Latest Development on Australian Carbon Credit Unit

Recent legislative and regulatory changes to the Australian Carbon Credit Units (ACCUs) scheme aim to enhance its integrity and efficacy. Key proposals include restructuring emissions reduction methods, improving governance, and ceasing approvals for certain projects like avoided deforestation due to additionality concerns. Moreover, projects at Safeguard facilities will now generate Safeguard Mechanism Credits instead of ACCUs, streamlining carbon abatement efforts.

The latest legislative and regulatory developments regarding Australian Carbon Credit Units (ACCUs) are quite substantial, focusing on enhancing the scheme’s integrity and efficacy.

A significant change is proposed through an Independent Review, which includes restructuring the emissions reduction methods and improving governance structures. The review suggests that new projects under certain methods like avoided deforestation will no longer be approved due to concerns over their additionality and impact. Moreover, projects related to landfill gas and carbon capture and storage (CCS) are suggested to undergo more rigorous baseline assessments.

There’s also a shift towards integrating these credits more closely with the Safeguard Mechanism, under which new abatement projects at Safeguard facilities will generate Safeguard Mechanism Credits instead of ACCUs. This reflects a strategic move to streamline and target carbon abatement initiatives more effectively.

Another key focus is on enhancing transparency and accountability within the ACCU framework. The introduction of new governance and method development guidelines is aimed at improving the overall trust and efficacy of the carbon credit system. This includes better project monitoring, public sharing of outcomes, and a more stringent consent process for projects on Native Title lands, which must now secure consent before registration.

These developments underscore a comprehensive effort by the Australian government to refine and improve the regulatory framework surrounding carbon credits, ensuring that it not only contributes to greenhouse gas reduction but also upholds high standards of integrity and public trust.

The development and implementation of the Australian Carbon Credit Unit (ACCU) scheme has evolved significantly since its inception. Here’s a general overview of its timeline and key developments:

  1. Establishment and Early Years:

The ACCU scheme was introduced as part of Australia’s Carbon Farming Initiative (CFI) under the Carbon Credits (Carbon Farming Initiative) Act 2011. The scheme was designed to encourage voluntary actions to reduce greenhouse gas emissions by issuing ACCUs for each tonne of carbon dioxide equivalent (CO2-e) stored or avoided by approved carbon abatement projects.


  1. Expansion and Integration:

Over the years, the scheme expanded to include more methods for generating ACCUs, including reforestation, savanna fire management, and methods reducing emissions from landfills and agriculture. The ACCUs could be used to meet obligations under the Carbon Pricing Mechanism (CPM), which was in effect from 2012 until its repeal in 2014.

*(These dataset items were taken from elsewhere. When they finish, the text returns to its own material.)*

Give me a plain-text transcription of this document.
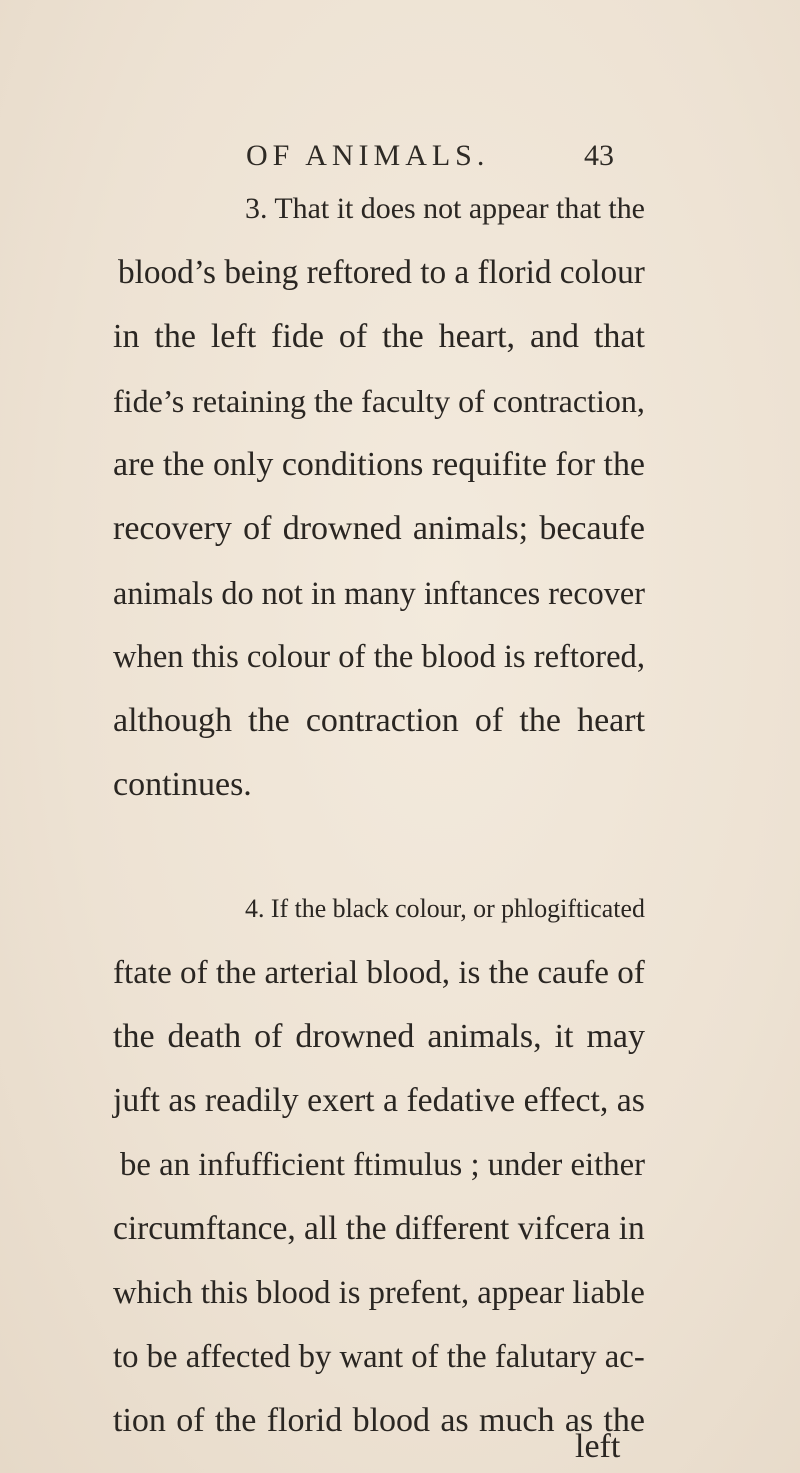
OF ANIMALS.	43
3. That it does not appear that the
blood’s being reftored to a florid colour
in the left fide of the heart, and that
fide’s retaining the faculty of contraction,
are the only conditions requifite for the
recovery of drowned animals; becaufe
animals do not in many inftances recover
when this colour of the blood is reftored,
although the contraction of the heart
continues.
4. If the black colour, or phlogifticated
ftate of the arterial blood, is the caufe of
the death of drowned animals, it may
juft as readily exert a fedative effect, as
be an infufficient ftimulus ; under either
circumftance, all the different vifcera in
which this blood is prefent, appear liable
to be affected by want of the falutary ac-
tion of the florid blood as much as the
left
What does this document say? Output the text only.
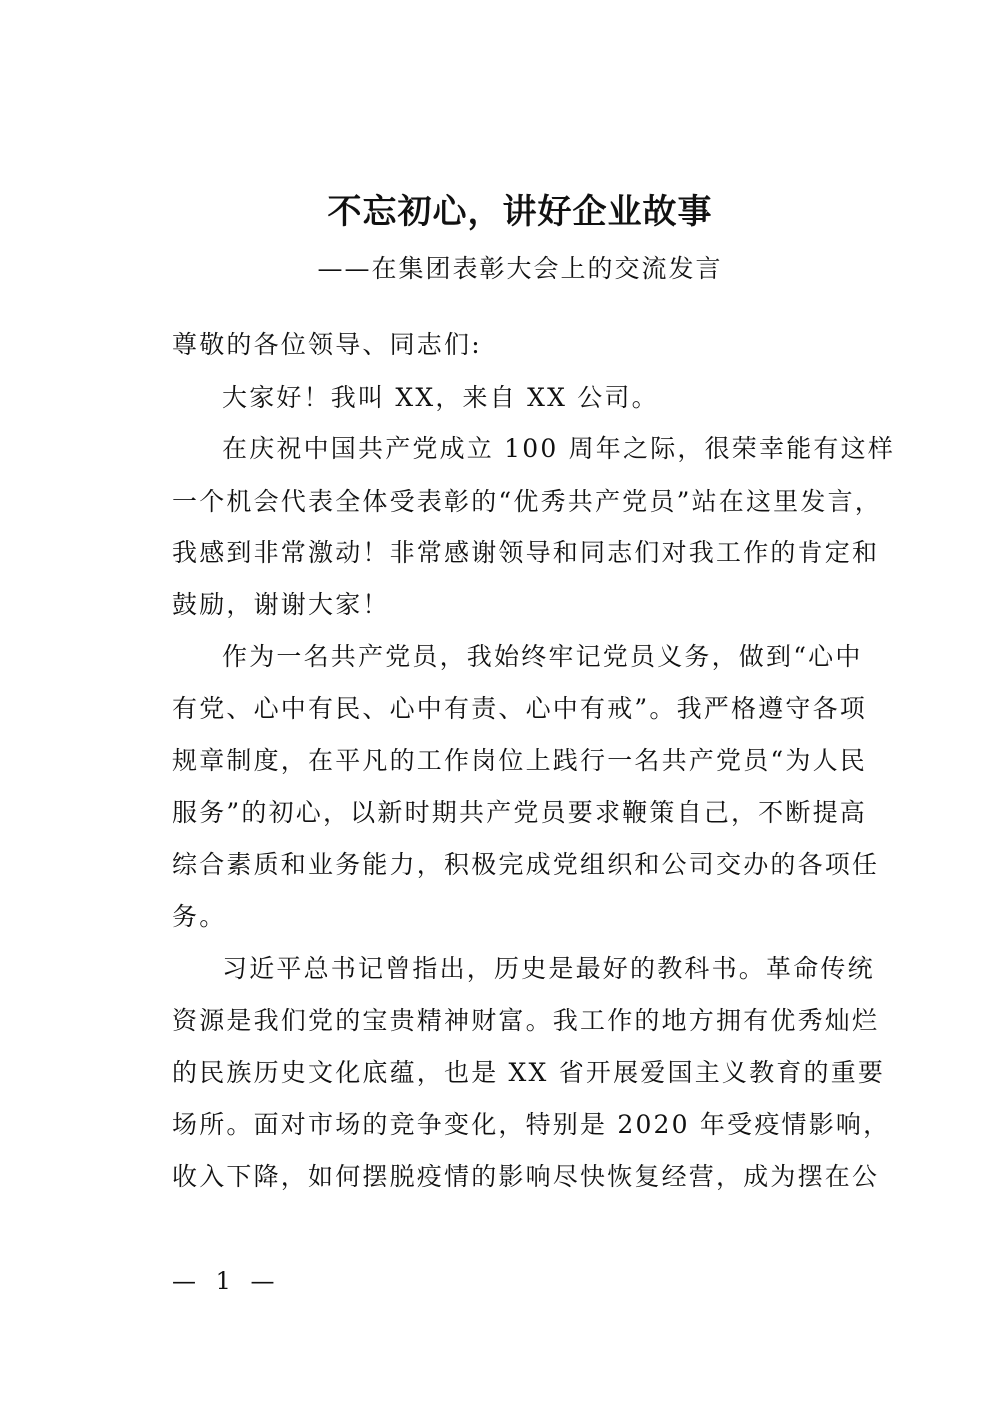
不忘初心，讲好企业故事

——在集团表彰大会上的交流发言

尊敬的各位领导、同志们:

大家好！我叫 XX，来自 XX 公司。

在庆祝中国共产党成立 100 周年之际，很荣幸能有这样

一个机会代表全体受表彰的“优秀共产党员”站在这里发言，

我感到非常激动！非常感谢领导和同志们对我工作的肯定和

鼓励，谢谢大家！

作为一名共产党员，我始终牢记党员义务，做到“心中

有党、心中有民、心中有责、心中有戒”。我严格遵守各项

规章制度，在平凡的工作岗位上践行一名共产党员“为人民

服务”的初心，以新时期共产党员要求鞭策自己，不断提高

综合素质和业务能力，积极完成党组织和公司交办的各项任

务。

习近平总书记曾指出，历史是最好的教科书。革命传统

资源是我们党的宝贵精神财富。我工作的地方拥有优秀灿烂

的民族历史文化底蕴，也是 XX 省开展爱国主义教育的重要

场所。面对市场的竞争变化，特别是 2020 年受疫情影响，

收入下降，如何摆脱疫情的影响尽快恢复经营，成为摆在公

— 1 —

  1. Emissions Reduction Fund (ERF):

In 2014, the ACCU scheme was integrated into the newly established Emissions Reduction Fund (ERF), part of the Australian government’s broader climate policy. This fund aimed to purchase ACCUs through a competitive auction process, incentivising businesses and landowners to reduce emissions or enhance carbon storage.


  1. Reforms and Reviews:

The scheme has undergone several reviews and reforms to ensure its effectiveness and integrity. Notably, the Independent Review of the ERF in 2017 led to changes aimed at improving the scheme’s operation and expanding eligible project types.


  1. Linkages to Safeguard Mechanism:

The Safeguard Mechanism, introduced in 2016, requires large emitters to keep their emissions within baseline levels, which could be offset by purchasing ACCUs, thus linking the ERF and ACCU market more directly to industrial emissions reductions.


  1. Recent Developments:

In recent years, the focus has shifted towards enhancing the transparency and reliability of the ACCU scheme. This includes refining methodologies, increasing the rigour of compliance and reporting requirements, and ensuring that the ACCUs represent genuine abatement activities. Recommendations from further independent reviews have suggested changes such as refining the human-induced regeneration (HIR) method and other technical improvements.


This article does not give legal advice. It is intended to provide general information in summary form on legal topics, current at the time of first publication, for general information purposes only. The contents do not constitute legal advice, are not intended to be a substitute for legal advice and should not be relied upon as such. Formal legal advice should be sought in particular matters.